For past decade, the BoJ has carried out one of the most extreme versions of the program of “quantitative easing” adopted by all major central banks in response to the global financial crisis of 2008. Under the YCC policy initiated in 2015, virtually all new debt of the government, one arm of the state, was bought up in the bond market by its financial arm, the BoJ.

As a result total Japanese public debt has risen to the equivalent of more than 260 percent of GDP.

The BoJ’s move did not produce major movements in financial markets apart from some marginal tightening of interest rates. But further steps in the same direction could have more significant consequences.

In comments reported by the FT, Mansoor Mohi-uddin, chief economist at the Bank of Singapore, said the decision was significant because it indicated the central bank was considering an exit from YCC, as he recalled a major turning point in Japanese financial history.

“The BoJ decision to raise interest rates in December 1989 led to a major sea change in Japanese markets,” he said. “Today’s officials will be keenly aware of that history. It amplifies the significance of their signal to markets today.”

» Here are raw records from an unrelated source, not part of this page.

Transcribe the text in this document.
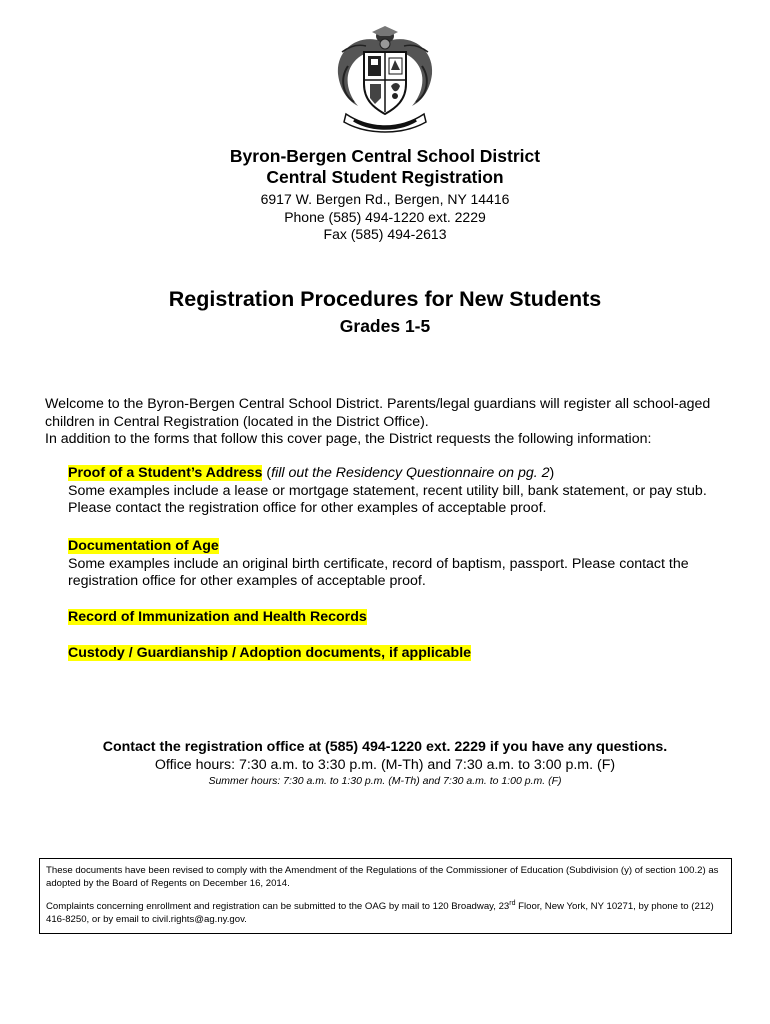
Byron-Bergen Central School District
Central Student Registration
6917 W. Bergen Rd., Bergen, NY 14416
Phone (585) 494-1220 ext. 2229
Fax (585) 494-2613
Registration Procedures for New Students
Grades 1-5

Welcome to the Byron-Bergen Central School District. Parents/legal guardians will register all school-aged children in Central Registration (located in the District Office).

In addition to the forms that follow this cover page, the District requests the following information:

Proof of a Student’s Address (fill out the Residency Questionnaire on pg. 2)

Some examples include a lease or mortgage statement, recent utility bill, bank statement, or pay stub. Please contact the registration office for other examples of acceptable proof.

Documentation of Age

Some examples include an original birth certificate, record of baptism, passport. Please contact the registration office for other examples of acceptable proof.

Record of Immunization and Health Records

Custody / Guardianship / Adoption documents, if applicable

Contact the registration office at (585) 494-1220 ext. 2229 if you have any questions.
Office hours: 7:30 a.m. to 3:30 p.m. (M-Th) and 7:30 a.m. to 3:00 p.m. (F)
Summer hours: 7:30 a.m. to 1:30 p.m. (M-Th) and 7:30 a.m. to 1:00 p.m. (F)

These documents have been revised to comply with the Amendment of the Regulations of the Commissioner of Education (Subdivision (y) of section 100.2) as adopted by the Board of Regents on December 16, 2014.

Complaints concerning enrollment and registration can be submitted to the OAG by mail to 120 Broadway, 23rd Floor, New York, NY 10271, by phone to (212) 416-8250, or by email to civil.rights@ag.ny.gov.
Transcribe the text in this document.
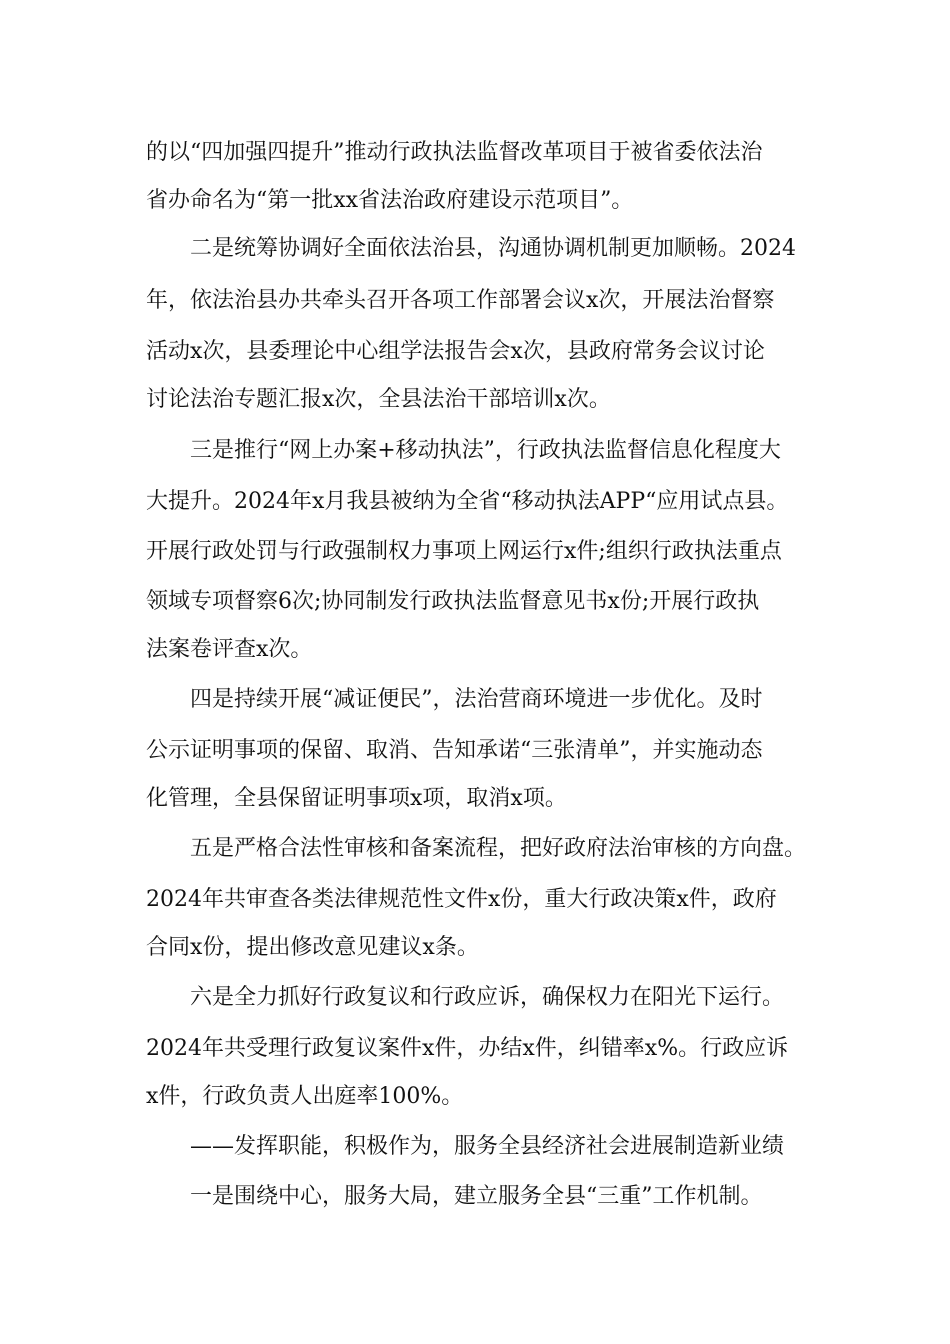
的以“四加强四提升”推动行政执法监督改革项目于被省委依法治
省办命名为“第一批xx省法治政府建设示范项目”。
二是统筹协调好全面依法治县，沟通协调机制更加顺畅。2024
年，依法治县办共牵头召开各项工作部署会议x次，开展法治督察
活动x次，县委理论中心组学法报告会x次，县政府常务会议讨论
讨论法治专题汇报x次，全县法治干部培训x次。
三是推行“网上办案+移动执法”，行政执法监督信息化程度大
大提升。2024年x月我县被纳为全省“移动执法APP“应用试点县。
开展行政处罚与行政强制权力事项上网运行x件;组织行政执法重点
领域专项督察6次;协同制发行政执法监督意见书x份;开展行政执
法案卷评查x次。
四是持续开展“减证便民”，法治营商环境进一步优化。及时
公示证明事项的保留、取消、告知承诺“三张清单”，并实施动态
化管理，全县保留证明事项x项，取消x项。
五是严格合法性审核和备案流程，把好政府法治审核的方向盘。
2024年共审查各类法律规范性文件x份，重大行政决策x件，政府
合同x份，提出修改意见建议x条。
六是全力抓好行政复议和行政应诉，确保权力在阳光下运行。
2024年共受理行政复议案件x件，办结x件，纠错率x%。行政应诉
x件，行政负责人出庭率100%。
——发挥职能，积极作为，服务全县经济社会进展制造新业绩
一是围绕中心，服务大局，建立服务全县“三重”工作机制。
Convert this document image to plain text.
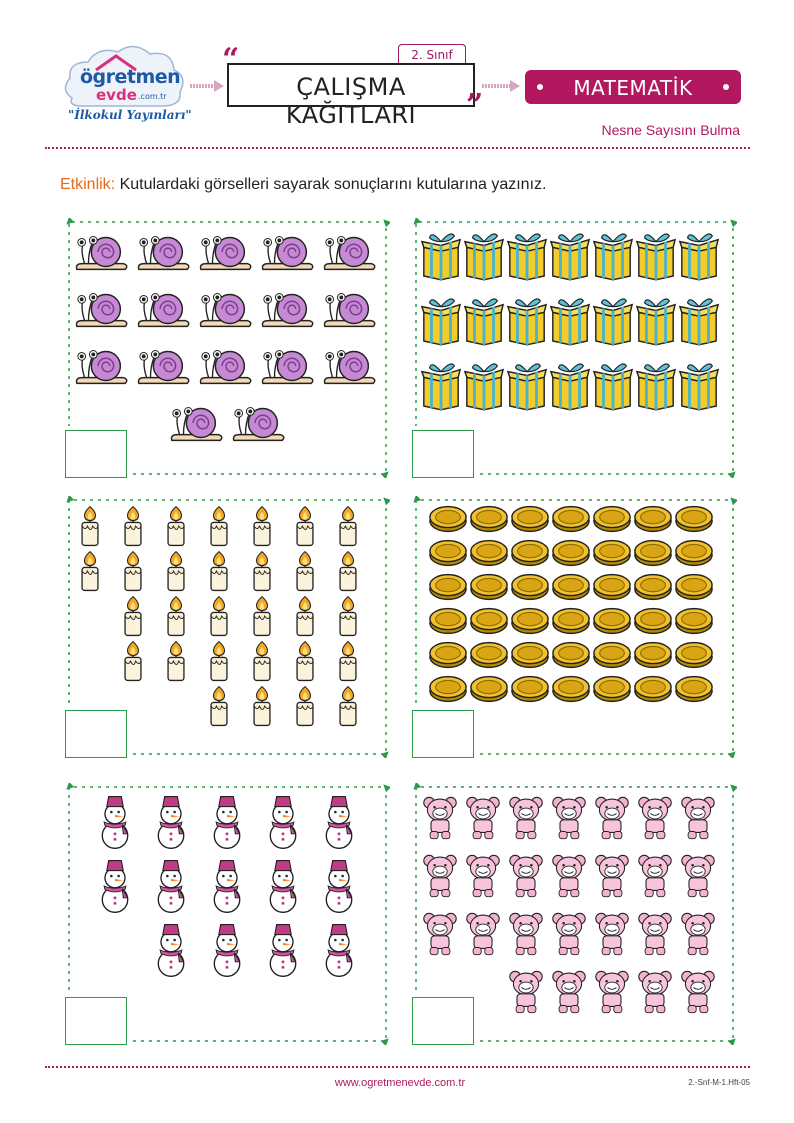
ögretmen
evde .com.tr
"İlkokul Yayınları"
“	2. Sınıf
ÇALIŞMA KAĞITLARI	”	MATEMATİK
Nesne Sayısını Bulma
Etkinlik: Kutulardaki görselleri sayarak sonuçlarını kutularına yazınız.
www.ogretmenevde.com.tr	2.-Snf-M-1.Hft-05
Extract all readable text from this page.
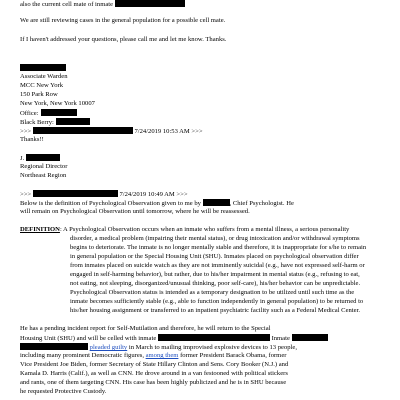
also the current cell mate of inmate
We are still reviewing cases in the general population for a possible cell mate.
If I haven't addressed your questions, please call me and let me know. Thanks.
Associate Warden
MCC New York
150 Park Row
New York, New York 10007
Office:
Black Berry:
>>>	7/24/2019 10:53 AM >>>
Thanks!!
J.
Regional Director
Northeast Region
>>>	7/24/2019 10:49 AM >>>
Below is the definition of Psychological Observation given to me by	, Chief Psychologist. He
will remain on Psychological Observation until tomorrow, where he will be reassessed.
DEFINITION: A Psychological Observation occurs when an inmate who suffers from a mental illness, a serious personality
disorder, a medical problem (impairing their mental status), or drug intoxication and/or withdrawal symptoms
begins to deteriorate. The inmate is no longer mentally stable and therefore, it is inappropriate for s/he to remain
in general population or the Special Housing Unit (SHU). Inmates placed on psychological observation differ
from inmates placed on suicide watch as they are not imminently suicidal (e.g., have not expressed self-harm or
engaged in self-harming behavior), but rather, due to his/her impairment in mental status (e.g., refusing to eat,
not eating, not sleeping, disorganized/unusual thinking, poor self-care), his/her behavior can be unpredictable.
Psychological Observation status is intended as a temporary designation to be utilized until such time as the
inmate becomes sufficiently stable (e.g., able to function independently in general population) to be returned to
his/her housing assignment or transferred to an inpatient psychiatric facility such as a Federal Medical Center.
He has a pending incident report for Self-Mutilation and therefore, he will return to the Special
Housing Unit (SHU) and will be celled with inmate	Inmate
pleaded guilty in March to mailing improvised explosive devices to 13 people,
including many prominent Democratic figures, among them former President Barack Obama, former
Vice President Joe Biden, former Secretary of State Hillary Clinton and Sens. Cory Booker (N.J.) and
Kamala D. Harris (Calif.), as well as CNN. He drove around in a van festooned with political stickers
and rants, one of them targeting CNN. His case has been highly publicized and he is in SHU because
he requested Protective Custody.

The 1989 decision led to the collapse of a financial bubble during which the value of the imperial palace in Tokyo was “worth” more than all the land in California. The puncturing of the bubble led to a sustained fall in the value of stocks on the Tokyo market from levels to which it has never returned.

A series of comments from financial analysts, reported by Bloomberg, pointed to the potential global consequences of the BoJ’s move.

According to Vishnu Varathan, a leading official at the Mizuho Bank in Singapore: “The BoJ has created so much tension in the markets this year with its policy stance—the spring has been so tightly wound—the impact could be massive when they finally decide to let it go. It will rip through every aspect of markets.”

Masamichi Adachi, a former BoJ official, now chief Japan economist at UBS Securities, said the decision was a “step toward an exit, whatever the BoJ calls it” and opened the door for a rate hike next year.

In a note to clients, Jim Reid global head of macro research at Deutsche Bank wrote: “It’s important not to underestimate the impact this could have, because tighter BoJ policy would remove one of the last global anchors that’s helped to keep borrowing costs at low levels more broadly.”

Japanese financial interests have more than $3 trillion invested in stocks and bonds globally with more than half of that in the US, chiefly in US Treasury bonds.

According to financial analyst Amir Anvarzadeh, an observer of Japanese markets for more than three decades, a decision to allow rates to rise, “could see a tsunami of offshore Japan money flooding back home. That is the big ‘reset’ move.”

Naka Matsuzawa, chief strategist at the Japanese financial giant Nomura, said: “Yield curve control is approaching an effective end if a wider trading band is the BoJ’s way of normalising policy. Market volatility will only rise further.”

Such comments illustrate the fact that central banks, which have pumped out trillions of dollars over at least the past 15 years to prevent a financial crisis, have only created the conditions for even greater financial turmoil as they attempt to “normalise” policy.